Sur les conclusions à fins d'indemnisation :
5. Il résulte de ce qui précède que la décision du 31 juillet 2017 par laquelle le ministre des affaires étrangères a maintenu M. C..., en congé de longue durée, n'est entachée d'aucune illégalité. Par suite ses conclusions à fins d'indemnisation des préjudices qu'il allègue avoir subis du fait de l'intervention de cette décision, ne peuvent qu'être rejetées, sans qu'il soit besoin de statuer sur leur recevabilité.
6. Il résulte de tout ce qui précède que M. C... n'est pas fondé à soutenir que c'est à tort que, par le jugement attaqué, le Tribunal administratif de Paris a rejeté sa demande.
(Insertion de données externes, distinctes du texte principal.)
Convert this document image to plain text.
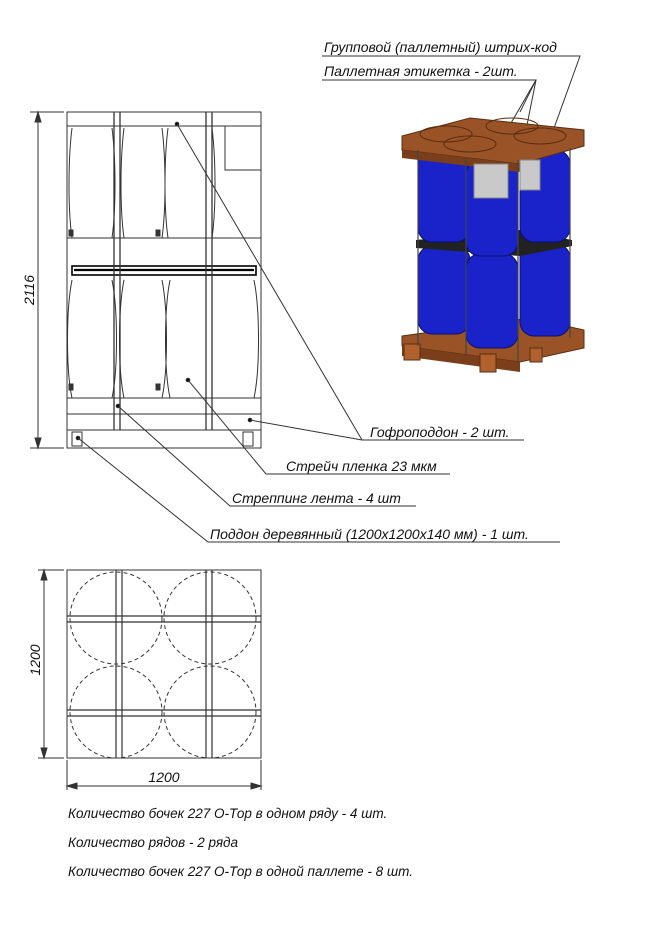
2116
Групповой (паллетный) штрих-код
Паллетная этикетка - 2шт.
Гофроподдон - 2 шт.
Стрейч пленка 23 мкм
Стреппинг лента - 4 шт
Поддон деревянный (1200х1200х140 мм) - 1 шт.
1200
1200
Количество бочек 227 О-Тор в одном ряду - 4 шт.
Количество рядов - 2 ряда
Количество бочек 227 О-Тор в одной паллете - 8 шт.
Sa requête ne peut par suite qu'être rejetée, y compris ses conclusions présentées sur le fondement de l'article L.761-1 du code de justice administrative.
DÉCIDE :
Article 1er : La requête de M. C... est rejetée.
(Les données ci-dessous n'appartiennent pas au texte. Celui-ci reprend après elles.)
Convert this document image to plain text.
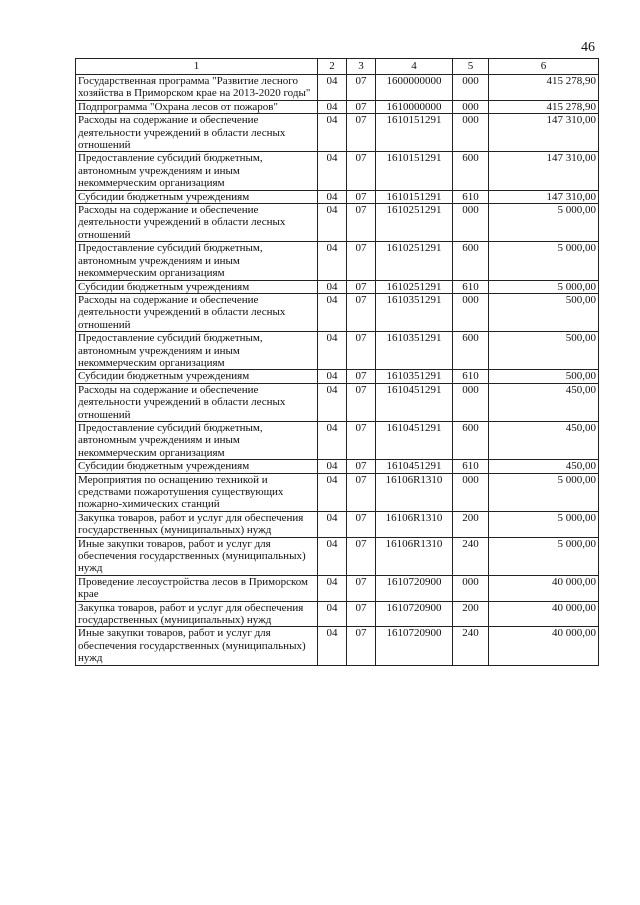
46
1	2	3	4	5	6
Государственная программа "Развитие лесного хозяйства в Приморском крае на 2013-2020 годы"	04	07	1600000000	000	415 278,90
Подпрограмма "Охрана лесов от пожаров"	04	07	1610000000	000	415 278,90
Расходы на содержание и обеспечение деятельности учреждений в области лесных отношений	04	07	1610151291	000	147 310,00
Предоставление субсидий бюджетным, автономным учреждениям и иным некоммерческим организациям	04	07	1610151291	600	147 310,00
Субсидии бюджетным учреждениям	04	07	1610151291	610	147 310,00
Расходы на содержание и обеспечение деятельности учреждений в области лесных отношений	04	07	1610251291	000	5 000,00
Предоставление субсидий бюджетным, автономным учреждениям и иным некоммерческим организациям	04	07	1610251291	600	5 000,00
Субсидии бюджетным учреждениям	04	07	1610251291	610	5 000,00
Расходы на содержание и обеспечение деятельности учреждений в области лесных отношений	04	07	1610351291	000	500,00
Предоставление субсидий бюджетным, автономным учреждениям и иным некоммерческим организациям	04	07	1610351291	600	500,00
Субсидии бюджетным учреждениям	04	07	1610351291	610	500,00
Расходы на содержание и обеспечение деятельности учреждений в области лесных отношений	04	07	1610451291	000	450,00
Предоставление субсидий бюджетным, автономным учреждениям и иным некоммерческим организациям	04	07	1610451291	600	450,00
Субсидии бюджетным учреждениям	04	07	1610451291	610	450,00
Мероприятия по оснащению техникой и средствами пожаротушения существующих пожарно-химических станций	04	07	16106R1310	000	5 000,00
Закупка товаров, работ и услуг для обеспечения государственных (муниципальных) нужд	04	07	16106R1310	200	5 000,00
Иные закупки товаров, работ и услуг для обеспечения государственных (муниципальных) нужд	04	07	16106R1310	240	5 000,00
Проведение лесоустройства лесов в Приморском крае	04	07	1610720900	000	40 000,00
Закупка товаров, работ и услуг для обеспечения государственных (муниципальных) нужд	04	07	1610720900	200	40 000,00
Иные закупки товаров, работ и услуг для обеспечения государственных (муниципальных) нужд	04	07	1610720900	240	40 000,00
Article 2 : Le présent arrêt sera notifié à M. B... C... et au ministre de l'Europe et des affaires étrangères
Délibéré après l'audience du 3 juin 2021, à laquelle siégeaient :
- Mme Fuchs Taugourdeau, président de chambre,
- M. Niollet, président-assesseur,
- Mme E... premier conseiller.
Rendu public par mise à disposition au greffe, le 18 juin 2021.
Le rapporteur,
M-I. E...Le président,
O. FUCHS TAUGOURDEAU
Le greffier,
K. PETIT
La République mande et ordonne au ministre de l'Europe et des affaires étrangères en ce qui le concerne ou à tous huissiers de justice à ce requis en ce qui concerne les voies de droit commun contre les parties privées, de pourvoir à l'exécution de la présente décision.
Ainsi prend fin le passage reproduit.